宇宙ステーションの日本実験棟で水漏れ400cc「あと2カ月半はもつ」

 地上から400キロ上空を飛ぶ国際宇宙ステーション(ISS)の日本実験棟「きぼう」で、船内装置を冷却するための水が漏れるトラブルが起きていることが明らかになった。

 

 宇宙航空研究開発機構(JAXA)によると、先月18日午後、「きぼう」船内の熱制御システムの監視データから、水漏れの可能性が浮上。長期滞在中の宇宙飛行士の点検の結果、熱交換器出口の配管に水滴が見つかった。

 

 漏れた冷却水の量は、1日あたり0.05リットルで。これまでに全部で0.4リットル(400cc)が失われた可能性が高い。

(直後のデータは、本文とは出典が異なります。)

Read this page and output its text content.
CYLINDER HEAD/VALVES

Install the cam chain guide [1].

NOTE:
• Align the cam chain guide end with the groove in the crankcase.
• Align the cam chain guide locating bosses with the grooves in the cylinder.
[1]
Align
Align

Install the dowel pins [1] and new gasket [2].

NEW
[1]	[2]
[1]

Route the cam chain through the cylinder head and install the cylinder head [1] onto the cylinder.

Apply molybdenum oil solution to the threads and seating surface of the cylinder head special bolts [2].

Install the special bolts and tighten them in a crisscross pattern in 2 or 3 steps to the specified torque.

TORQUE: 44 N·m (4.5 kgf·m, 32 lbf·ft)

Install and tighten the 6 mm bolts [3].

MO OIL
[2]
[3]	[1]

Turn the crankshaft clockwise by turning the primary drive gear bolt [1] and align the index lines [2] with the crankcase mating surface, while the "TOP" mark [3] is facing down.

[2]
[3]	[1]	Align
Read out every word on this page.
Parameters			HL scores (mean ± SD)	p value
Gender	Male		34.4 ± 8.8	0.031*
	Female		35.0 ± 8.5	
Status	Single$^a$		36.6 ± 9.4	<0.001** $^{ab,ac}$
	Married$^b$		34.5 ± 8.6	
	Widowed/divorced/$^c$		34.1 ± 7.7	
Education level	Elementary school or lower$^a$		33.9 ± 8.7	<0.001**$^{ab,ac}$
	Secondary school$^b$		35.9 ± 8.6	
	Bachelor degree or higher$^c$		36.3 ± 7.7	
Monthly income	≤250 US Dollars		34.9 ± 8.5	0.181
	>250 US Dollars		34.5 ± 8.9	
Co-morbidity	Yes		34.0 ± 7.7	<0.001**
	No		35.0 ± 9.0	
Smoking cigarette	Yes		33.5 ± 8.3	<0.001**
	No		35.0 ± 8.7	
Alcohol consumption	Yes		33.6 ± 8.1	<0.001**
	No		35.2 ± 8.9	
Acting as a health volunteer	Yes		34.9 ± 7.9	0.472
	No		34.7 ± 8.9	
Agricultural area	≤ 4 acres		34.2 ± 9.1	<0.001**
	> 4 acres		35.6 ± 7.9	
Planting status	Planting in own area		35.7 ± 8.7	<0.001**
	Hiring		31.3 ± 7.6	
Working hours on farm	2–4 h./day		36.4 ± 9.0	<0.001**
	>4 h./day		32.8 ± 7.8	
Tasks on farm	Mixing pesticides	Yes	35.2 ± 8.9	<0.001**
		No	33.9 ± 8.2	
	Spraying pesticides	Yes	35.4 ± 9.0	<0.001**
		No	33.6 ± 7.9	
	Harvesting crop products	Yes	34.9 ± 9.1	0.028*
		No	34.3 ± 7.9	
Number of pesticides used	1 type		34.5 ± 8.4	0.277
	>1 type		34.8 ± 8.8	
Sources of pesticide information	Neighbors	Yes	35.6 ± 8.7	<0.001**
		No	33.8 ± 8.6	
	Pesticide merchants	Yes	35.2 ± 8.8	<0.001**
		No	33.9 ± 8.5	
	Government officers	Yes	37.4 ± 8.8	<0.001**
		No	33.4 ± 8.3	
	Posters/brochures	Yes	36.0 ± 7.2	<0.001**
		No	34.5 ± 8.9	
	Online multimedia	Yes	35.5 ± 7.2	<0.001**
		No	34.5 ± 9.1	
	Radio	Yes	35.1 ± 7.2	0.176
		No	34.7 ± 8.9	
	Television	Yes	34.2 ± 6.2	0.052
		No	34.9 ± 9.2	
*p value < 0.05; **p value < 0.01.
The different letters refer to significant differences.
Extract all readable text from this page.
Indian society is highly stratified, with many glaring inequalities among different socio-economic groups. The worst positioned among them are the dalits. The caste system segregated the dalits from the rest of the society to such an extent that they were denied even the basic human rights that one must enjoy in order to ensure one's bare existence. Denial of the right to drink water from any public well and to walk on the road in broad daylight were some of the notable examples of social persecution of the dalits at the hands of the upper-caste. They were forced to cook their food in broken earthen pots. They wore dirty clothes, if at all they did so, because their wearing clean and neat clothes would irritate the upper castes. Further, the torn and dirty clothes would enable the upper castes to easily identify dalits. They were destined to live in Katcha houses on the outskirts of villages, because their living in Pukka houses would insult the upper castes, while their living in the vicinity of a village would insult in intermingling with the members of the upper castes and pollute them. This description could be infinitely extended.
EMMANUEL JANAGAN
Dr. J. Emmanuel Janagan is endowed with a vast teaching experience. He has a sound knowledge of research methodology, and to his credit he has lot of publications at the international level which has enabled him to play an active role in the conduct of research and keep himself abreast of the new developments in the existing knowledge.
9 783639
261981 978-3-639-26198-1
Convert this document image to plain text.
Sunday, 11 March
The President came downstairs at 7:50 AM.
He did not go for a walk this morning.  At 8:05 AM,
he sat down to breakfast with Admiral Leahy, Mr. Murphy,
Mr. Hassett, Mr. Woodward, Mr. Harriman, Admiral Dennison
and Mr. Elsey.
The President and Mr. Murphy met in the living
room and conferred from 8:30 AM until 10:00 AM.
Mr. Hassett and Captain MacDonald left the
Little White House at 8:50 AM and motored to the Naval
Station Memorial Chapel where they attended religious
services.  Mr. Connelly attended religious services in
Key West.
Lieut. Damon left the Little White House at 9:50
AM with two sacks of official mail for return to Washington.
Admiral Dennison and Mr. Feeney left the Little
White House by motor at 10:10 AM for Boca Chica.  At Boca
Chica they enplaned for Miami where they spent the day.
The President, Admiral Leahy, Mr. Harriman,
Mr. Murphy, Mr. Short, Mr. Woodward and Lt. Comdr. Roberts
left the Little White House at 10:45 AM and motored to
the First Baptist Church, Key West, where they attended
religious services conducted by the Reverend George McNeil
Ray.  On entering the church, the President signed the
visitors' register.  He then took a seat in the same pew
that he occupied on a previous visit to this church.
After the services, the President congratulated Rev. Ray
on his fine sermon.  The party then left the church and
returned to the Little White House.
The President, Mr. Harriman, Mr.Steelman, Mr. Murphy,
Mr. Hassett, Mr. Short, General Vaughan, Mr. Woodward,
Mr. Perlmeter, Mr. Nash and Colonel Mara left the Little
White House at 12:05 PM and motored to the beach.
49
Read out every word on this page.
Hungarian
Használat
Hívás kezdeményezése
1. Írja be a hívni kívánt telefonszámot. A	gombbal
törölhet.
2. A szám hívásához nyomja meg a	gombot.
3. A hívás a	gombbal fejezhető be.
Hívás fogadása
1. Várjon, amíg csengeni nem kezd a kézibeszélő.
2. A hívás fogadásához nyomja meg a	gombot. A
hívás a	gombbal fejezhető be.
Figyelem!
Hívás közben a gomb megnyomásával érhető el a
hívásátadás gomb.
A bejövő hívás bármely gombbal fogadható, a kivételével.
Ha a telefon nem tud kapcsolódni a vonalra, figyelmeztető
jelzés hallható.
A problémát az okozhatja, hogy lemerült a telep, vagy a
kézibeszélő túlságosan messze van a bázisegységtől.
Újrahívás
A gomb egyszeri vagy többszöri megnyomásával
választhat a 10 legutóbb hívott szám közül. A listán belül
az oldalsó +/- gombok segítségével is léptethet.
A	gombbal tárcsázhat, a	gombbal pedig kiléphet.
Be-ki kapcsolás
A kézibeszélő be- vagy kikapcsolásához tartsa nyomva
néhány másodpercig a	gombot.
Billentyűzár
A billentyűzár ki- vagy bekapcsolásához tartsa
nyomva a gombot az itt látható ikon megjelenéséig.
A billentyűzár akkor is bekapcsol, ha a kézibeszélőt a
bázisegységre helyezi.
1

現在、水漏れ部分の特定を急いでおり、発見次第、補修を行う見通し。

 

 ほかのシステム危機や実験装置への影響はなく、タンク内の残りから、少なくとも2カ月半は実験棟の利用・運用に影響はないという。

 

 日本が開発した「きぼう」船内では、装置を冷却した水をNASA(米航空宇宙局)の熱交換器を通じて、船外の大型放熱パネルへ移送する仕組みで、管制官は地上にいながらにして、船内の熱・環境制御システムに関するトラブル対応技術が求められている。